Akio Takamori, Japanese-born American sculptor, Died at 66

  Artists

Akio Takamori was born in 1950, in Nobeoka, Miyazaki, Japan and died on January 11, 2017.

He was a Japanese-American ceramic sculptor.

He was also a faculty member at the University of Washington.

He was the son of an obstetrician/gynecologist who ran a clinic, Takamori was exposed to a wide range of people from an early age.

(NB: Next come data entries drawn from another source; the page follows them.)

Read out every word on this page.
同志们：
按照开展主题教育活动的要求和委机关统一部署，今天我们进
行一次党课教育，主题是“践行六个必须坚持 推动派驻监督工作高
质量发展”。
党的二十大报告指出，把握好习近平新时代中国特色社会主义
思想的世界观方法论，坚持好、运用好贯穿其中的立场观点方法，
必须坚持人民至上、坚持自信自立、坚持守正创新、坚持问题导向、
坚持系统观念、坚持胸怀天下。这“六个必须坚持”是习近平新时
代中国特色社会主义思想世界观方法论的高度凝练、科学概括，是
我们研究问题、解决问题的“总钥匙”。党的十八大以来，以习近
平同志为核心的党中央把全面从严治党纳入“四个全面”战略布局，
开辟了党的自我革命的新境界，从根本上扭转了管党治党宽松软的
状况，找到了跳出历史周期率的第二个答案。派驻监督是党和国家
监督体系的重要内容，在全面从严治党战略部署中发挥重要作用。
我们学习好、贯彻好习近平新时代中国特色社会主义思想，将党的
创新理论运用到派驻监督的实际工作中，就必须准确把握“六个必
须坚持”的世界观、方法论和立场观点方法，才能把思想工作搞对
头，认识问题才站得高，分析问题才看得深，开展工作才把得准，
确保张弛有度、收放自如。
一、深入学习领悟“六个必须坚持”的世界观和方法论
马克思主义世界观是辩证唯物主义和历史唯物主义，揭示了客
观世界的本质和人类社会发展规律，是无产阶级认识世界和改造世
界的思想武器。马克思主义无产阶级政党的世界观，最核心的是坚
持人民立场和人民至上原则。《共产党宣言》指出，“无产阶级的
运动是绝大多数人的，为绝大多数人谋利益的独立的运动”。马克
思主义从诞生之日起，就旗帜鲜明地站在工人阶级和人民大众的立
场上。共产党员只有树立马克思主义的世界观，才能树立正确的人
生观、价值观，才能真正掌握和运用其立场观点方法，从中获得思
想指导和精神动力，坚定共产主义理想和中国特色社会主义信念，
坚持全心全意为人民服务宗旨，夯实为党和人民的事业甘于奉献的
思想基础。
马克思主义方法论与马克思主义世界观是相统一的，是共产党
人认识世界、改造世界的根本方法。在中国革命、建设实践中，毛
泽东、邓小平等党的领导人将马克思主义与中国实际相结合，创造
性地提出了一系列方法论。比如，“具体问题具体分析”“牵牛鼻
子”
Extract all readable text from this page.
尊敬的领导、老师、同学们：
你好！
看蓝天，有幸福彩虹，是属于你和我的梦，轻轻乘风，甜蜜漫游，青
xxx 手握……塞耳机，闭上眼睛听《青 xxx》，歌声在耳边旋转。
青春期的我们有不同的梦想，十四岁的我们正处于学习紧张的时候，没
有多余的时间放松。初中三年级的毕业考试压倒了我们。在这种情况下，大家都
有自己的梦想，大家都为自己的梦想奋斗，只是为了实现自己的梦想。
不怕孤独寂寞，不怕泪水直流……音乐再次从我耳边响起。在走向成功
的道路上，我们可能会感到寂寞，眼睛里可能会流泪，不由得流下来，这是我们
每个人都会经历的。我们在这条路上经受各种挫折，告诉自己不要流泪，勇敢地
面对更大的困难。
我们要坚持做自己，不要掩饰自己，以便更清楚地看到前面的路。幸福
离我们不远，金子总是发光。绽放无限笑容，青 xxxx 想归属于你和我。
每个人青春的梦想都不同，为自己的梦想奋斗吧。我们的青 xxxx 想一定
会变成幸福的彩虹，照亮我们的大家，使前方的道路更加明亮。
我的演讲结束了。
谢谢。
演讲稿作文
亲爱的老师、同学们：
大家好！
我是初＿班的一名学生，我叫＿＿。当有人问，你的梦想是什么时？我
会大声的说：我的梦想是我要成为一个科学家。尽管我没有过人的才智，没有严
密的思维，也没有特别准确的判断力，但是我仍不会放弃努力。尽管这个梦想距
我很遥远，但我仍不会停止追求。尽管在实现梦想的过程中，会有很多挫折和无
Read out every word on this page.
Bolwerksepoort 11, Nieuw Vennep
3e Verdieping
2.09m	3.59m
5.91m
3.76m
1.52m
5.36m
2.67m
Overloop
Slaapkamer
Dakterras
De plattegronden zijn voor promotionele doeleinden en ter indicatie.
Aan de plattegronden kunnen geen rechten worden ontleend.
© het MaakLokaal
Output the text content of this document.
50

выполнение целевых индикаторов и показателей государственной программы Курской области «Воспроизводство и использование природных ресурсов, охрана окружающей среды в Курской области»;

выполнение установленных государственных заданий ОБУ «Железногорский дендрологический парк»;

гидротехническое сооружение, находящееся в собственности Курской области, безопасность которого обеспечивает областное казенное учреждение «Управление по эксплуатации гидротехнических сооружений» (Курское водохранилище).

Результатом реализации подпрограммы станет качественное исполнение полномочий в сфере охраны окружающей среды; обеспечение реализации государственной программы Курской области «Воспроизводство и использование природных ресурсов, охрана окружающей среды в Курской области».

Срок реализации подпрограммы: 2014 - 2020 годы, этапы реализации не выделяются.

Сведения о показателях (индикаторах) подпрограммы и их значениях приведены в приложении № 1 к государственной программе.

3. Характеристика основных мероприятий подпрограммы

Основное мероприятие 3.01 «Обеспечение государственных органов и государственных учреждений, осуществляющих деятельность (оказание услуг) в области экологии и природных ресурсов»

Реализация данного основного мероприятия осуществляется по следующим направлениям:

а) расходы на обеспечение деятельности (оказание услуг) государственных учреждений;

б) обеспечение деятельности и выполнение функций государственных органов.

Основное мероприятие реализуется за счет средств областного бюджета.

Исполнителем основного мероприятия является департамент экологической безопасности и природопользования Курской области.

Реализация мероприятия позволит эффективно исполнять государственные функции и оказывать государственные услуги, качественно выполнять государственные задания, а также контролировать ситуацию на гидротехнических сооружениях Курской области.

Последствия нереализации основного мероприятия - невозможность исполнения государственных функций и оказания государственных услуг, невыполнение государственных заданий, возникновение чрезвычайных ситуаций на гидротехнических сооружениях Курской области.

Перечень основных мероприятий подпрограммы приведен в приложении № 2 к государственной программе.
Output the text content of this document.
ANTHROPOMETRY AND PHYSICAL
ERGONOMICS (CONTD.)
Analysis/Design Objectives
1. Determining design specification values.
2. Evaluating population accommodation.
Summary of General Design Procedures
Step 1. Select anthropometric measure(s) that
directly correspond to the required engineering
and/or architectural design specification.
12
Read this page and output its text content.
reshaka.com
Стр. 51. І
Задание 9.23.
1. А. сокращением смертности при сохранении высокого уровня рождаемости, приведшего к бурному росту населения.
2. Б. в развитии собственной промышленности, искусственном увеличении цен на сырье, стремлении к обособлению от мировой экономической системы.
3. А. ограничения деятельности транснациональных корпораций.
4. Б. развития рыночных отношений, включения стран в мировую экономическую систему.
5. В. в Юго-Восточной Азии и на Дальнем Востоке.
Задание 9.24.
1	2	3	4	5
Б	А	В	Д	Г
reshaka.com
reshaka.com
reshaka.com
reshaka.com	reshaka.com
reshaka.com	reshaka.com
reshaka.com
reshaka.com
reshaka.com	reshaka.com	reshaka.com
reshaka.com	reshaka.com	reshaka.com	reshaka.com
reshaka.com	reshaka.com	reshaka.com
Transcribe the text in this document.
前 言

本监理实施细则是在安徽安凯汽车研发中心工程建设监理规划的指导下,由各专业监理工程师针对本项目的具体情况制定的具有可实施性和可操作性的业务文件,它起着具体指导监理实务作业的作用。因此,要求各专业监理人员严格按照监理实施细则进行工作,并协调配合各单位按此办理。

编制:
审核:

while he was at home, his father’s extensive library of both art and medical texts became a fascination for Takamori, who relished everything from Picasso reproductions to anatomical charts.

His interest in the arts persisted into early adulthood and upon his graduation from the Musashino Art College in 1971, he apprenticed to a master folk potter at Koishiwara, Kyushu.

When he was learning the craft of industrial ceramics in a factory setting, he saw a traveling exhibition of contemporary ceramic art from Latin America, Canada, and the United States.

Excited, he describes as the “antiauthoritarian” quality of the work, Takamori began to question his future as an industrial potter.

After renowned American ceramist Ken Ferguson visited the pottery, the two had an immediate rapport and Ferguson encouraged Takamori go to the United States and study with him at the Kansas City Art Institute.

During 1974 Takamori made the move to the United States, receiving his B.F.A. from the Kansas City Art Institute and later attending Alfred University in New York for his M.F.A. After working as a resident artist at the Archie Bray Foundation in Helena, Montana, he moved to Seattle, Washington in 1993, where he took his current teaching position as associate professor of the ceramics department.

Akio died of pancreatic cancer.

Akio Takamori passed away at 66 years old.